An American health care worker infected with Ebola in Sierra Leone is "seriously ill," officials at the U.S. National Institutes of Health’s hospital in suburban Washington announced Friday.
The patient — whose name, sex and age were being withheld for privacy reasons — contracted the illness while working at an Ebola treatment center. The patient was transported by chartered plane and was admitted at 4:44 a.m. local time to NIH Clinical Center in Bethesda, Maryland. Care was being provided in a high-security containment facility.
"NIH physicians have evaluated the patient with Ebola virus disease and have determined that the patient’s condition is serious," an NIH statement said.
The New York Times reported Thursday that a worker from the U.S. medical aid organization Partners In Health had been infected. The organization, in a news release, acknowledged that a clinician had tested positive for Ebola, the first "as a result of a confirmed occupational exposure since PIH began treating patients in Liberia and Sierra Leone in November 2014."
FILE - Dr. Anthony Fauci, head of NIH's National Institute of Allergy and Infectious Diseases, hugs Nina Pham as she's discharged from treatment in Bethesda, Maryland, Oct. 24, 2014.
Earlier Friday, a female British military health care worker who contracted Ebola while working in Sierra Leone was flown back to the United Kingdom, along with two workers who have been in close contact with her.
U.S. health officials said a second American who might have been exposed to Ebola in Sierra Leone was being flown to the Atlanta area to be close to Emory University Hospital, another U.S. treatment center designed to treat the most dangerous pathogens.
The U.S. Centers for Disease Control said the second person had not tested positive for Ebola but was being moved "out of an abundance of caution."
It said it was developing contingency plans to return other Americans who had potentially been exposed to the Ebola virus in Sierra Leone. It said the individuals would be under voluntary isolation and would be actively monitored.
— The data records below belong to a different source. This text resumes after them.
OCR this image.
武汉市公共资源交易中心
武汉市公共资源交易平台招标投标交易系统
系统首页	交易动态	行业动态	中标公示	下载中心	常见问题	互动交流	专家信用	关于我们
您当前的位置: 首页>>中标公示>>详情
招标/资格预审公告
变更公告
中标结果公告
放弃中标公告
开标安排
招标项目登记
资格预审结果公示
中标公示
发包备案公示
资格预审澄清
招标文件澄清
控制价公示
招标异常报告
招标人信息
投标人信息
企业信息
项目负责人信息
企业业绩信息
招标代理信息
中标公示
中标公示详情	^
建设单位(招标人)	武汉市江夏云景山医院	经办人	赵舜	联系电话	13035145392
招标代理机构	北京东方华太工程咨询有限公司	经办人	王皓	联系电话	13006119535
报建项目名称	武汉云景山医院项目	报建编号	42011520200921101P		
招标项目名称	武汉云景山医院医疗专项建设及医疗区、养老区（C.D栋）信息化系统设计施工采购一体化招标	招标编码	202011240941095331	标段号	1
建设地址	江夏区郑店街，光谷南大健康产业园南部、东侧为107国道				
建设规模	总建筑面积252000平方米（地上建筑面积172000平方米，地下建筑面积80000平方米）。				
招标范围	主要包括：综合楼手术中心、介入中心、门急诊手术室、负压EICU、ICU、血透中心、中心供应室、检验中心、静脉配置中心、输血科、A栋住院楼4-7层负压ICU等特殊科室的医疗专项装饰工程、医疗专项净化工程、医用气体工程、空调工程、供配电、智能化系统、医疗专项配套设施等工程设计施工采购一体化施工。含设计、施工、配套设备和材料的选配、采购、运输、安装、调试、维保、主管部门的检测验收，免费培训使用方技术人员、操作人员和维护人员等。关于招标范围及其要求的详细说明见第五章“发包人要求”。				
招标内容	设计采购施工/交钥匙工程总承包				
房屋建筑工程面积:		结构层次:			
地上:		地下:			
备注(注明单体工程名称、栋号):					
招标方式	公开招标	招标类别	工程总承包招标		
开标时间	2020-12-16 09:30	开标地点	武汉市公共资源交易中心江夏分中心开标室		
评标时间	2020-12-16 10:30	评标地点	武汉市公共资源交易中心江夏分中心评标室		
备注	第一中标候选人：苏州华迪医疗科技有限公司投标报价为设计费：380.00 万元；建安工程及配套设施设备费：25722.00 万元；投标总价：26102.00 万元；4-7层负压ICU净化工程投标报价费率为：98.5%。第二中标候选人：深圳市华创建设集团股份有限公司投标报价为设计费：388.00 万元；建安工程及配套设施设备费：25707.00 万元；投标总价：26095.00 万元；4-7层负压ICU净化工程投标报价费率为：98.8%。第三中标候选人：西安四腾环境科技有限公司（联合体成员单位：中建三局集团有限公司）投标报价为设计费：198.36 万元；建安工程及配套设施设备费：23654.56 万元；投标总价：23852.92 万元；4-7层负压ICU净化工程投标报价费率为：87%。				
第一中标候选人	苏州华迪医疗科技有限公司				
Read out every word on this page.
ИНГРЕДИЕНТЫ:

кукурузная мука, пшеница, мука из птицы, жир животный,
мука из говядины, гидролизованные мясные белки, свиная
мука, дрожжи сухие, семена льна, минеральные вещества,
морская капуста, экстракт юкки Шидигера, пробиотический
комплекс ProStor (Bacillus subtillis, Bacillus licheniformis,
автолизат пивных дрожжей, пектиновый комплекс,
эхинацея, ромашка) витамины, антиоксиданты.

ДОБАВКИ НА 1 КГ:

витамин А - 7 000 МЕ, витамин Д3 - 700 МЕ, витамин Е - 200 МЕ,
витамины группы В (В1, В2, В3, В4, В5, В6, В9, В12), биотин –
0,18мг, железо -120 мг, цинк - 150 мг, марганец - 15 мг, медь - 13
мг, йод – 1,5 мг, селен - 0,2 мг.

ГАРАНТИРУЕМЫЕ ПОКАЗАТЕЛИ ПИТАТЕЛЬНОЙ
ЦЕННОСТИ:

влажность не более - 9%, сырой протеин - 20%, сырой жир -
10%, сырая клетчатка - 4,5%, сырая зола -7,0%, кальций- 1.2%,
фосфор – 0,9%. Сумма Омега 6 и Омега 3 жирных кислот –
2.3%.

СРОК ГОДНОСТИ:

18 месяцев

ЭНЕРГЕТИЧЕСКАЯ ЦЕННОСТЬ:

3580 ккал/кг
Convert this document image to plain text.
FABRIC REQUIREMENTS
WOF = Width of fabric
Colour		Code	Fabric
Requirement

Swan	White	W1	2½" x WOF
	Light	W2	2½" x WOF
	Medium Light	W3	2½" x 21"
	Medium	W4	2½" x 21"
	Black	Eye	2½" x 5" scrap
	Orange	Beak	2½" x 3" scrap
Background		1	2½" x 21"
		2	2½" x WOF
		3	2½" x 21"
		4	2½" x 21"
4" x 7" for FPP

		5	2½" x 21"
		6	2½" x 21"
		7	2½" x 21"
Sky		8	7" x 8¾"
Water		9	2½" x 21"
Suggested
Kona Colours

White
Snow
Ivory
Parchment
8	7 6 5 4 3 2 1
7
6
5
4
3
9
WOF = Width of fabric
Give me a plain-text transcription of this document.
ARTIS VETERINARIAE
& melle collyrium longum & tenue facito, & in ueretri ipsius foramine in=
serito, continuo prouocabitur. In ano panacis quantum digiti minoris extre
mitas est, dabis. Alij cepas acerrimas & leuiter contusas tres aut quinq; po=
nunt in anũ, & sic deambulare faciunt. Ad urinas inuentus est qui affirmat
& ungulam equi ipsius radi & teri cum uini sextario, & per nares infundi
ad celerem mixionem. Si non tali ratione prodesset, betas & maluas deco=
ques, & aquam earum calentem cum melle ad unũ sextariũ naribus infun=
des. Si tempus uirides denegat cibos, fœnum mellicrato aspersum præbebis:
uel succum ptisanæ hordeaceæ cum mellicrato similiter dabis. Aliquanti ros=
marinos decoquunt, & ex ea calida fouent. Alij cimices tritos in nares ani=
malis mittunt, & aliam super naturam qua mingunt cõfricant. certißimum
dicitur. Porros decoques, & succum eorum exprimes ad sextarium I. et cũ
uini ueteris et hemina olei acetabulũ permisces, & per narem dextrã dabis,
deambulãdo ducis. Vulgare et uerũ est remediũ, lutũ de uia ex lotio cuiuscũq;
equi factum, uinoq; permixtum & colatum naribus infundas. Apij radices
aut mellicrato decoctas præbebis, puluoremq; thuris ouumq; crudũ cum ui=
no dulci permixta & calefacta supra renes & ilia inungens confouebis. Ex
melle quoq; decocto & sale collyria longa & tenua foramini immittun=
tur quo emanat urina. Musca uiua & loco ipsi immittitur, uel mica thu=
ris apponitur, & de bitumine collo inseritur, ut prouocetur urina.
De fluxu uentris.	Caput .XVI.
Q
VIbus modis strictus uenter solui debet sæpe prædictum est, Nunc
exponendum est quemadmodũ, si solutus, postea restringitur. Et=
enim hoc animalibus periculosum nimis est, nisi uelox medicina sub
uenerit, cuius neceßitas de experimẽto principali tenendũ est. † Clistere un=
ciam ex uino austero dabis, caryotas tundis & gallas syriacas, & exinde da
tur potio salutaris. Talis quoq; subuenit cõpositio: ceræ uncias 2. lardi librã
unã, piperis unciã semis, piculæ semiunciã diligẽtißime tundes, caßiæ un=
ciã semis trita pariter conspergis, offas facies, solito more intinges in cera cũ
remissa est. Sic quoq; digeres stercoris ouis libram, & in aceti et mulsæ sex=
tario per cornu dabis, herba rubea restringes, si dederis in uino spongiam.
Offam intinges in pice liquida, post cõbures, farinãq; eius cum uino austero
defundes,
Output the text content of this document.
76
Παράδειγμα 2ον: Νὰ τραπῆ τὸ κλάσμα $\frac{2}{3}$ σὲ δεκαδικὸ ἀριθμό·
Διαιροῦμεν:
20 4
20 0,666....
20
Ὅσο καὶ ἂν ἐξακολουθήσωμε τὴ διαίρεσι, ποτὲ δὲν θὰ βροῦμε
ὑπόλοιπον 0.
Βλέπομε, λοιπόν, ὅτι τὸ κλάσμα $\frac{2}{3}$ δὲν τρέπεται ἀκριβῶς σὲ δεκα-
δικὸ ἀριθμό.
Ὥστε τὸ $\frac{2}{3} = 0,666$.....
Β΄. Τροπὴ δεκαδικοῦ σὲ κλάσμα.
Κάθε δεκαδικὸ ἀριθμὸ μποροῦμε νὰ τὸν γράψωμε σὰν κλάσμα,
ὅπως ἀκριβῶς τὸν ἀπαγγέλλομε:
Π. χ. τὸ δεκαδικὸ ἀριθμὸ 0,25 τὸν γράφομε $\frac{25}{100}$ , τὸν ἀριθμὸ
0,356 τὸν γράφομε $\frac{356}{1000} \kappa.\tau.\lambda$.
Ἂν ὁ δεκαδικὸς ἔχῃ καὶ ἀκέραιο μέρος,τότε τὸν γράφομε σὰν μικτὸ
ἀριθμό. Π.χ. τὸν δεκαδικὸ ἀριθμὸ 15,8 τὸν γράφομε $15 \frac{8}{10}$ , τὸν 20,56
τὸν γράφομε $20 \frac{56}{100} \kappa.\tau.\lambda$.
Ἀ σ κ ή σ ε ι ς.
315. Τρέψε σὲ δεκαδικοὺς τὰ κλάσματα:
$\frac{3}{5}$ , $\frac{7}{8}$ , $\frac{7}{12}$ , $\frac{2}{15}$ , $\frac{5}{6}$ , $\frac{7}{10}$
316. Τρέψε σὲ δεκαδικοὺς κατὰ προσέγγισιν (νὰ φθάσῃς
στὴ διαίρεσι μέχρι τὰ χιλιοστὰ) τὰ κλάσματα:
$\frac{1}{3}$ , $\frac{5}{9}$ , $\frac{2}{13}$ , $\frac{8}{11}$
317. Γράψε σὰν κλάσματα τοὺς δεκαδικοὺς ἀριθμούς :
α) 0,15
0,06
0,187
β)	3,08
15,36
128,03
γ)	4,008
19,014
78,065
The person flown to Maryland was the 11th Ebola patient receiving care in the United States and the second at the NIH facility. The first was a nurse, Nina Pham, who has since recovered. She contracted the disease while caring for the first U.S. patient with Ebola, a West African man treated at Texas Health Presbyterian Hospital in Dallas. Thomas Eric Duncan died there October 8 after having been turned away from its emergency room days earlier.
Attorneys for Pham last month sued the Texas hospital, complaining of its "lack of training and proper equipment, and violations of her privacy," The Dallas Morning News reported.
The NIH, in a statement, said its hospital's special clinical studies unit was "designed to provide high-level isolation capabilities and is staffed by infectious diseases and critical care specialists."
Health care workers, operating on the front lines of Ebola treatment, continue to be disproportionately infected by the epidemic. The World Health Organization’s Thursday update shows 24,350 cases and 10,004 deaths have been reported since December 2013, primarily in the West African countries of Guinea, Liberia and Sierra Leone, though it estimates the actual numbers in each category are far higher.
Some material for this report came from AP and Reuters.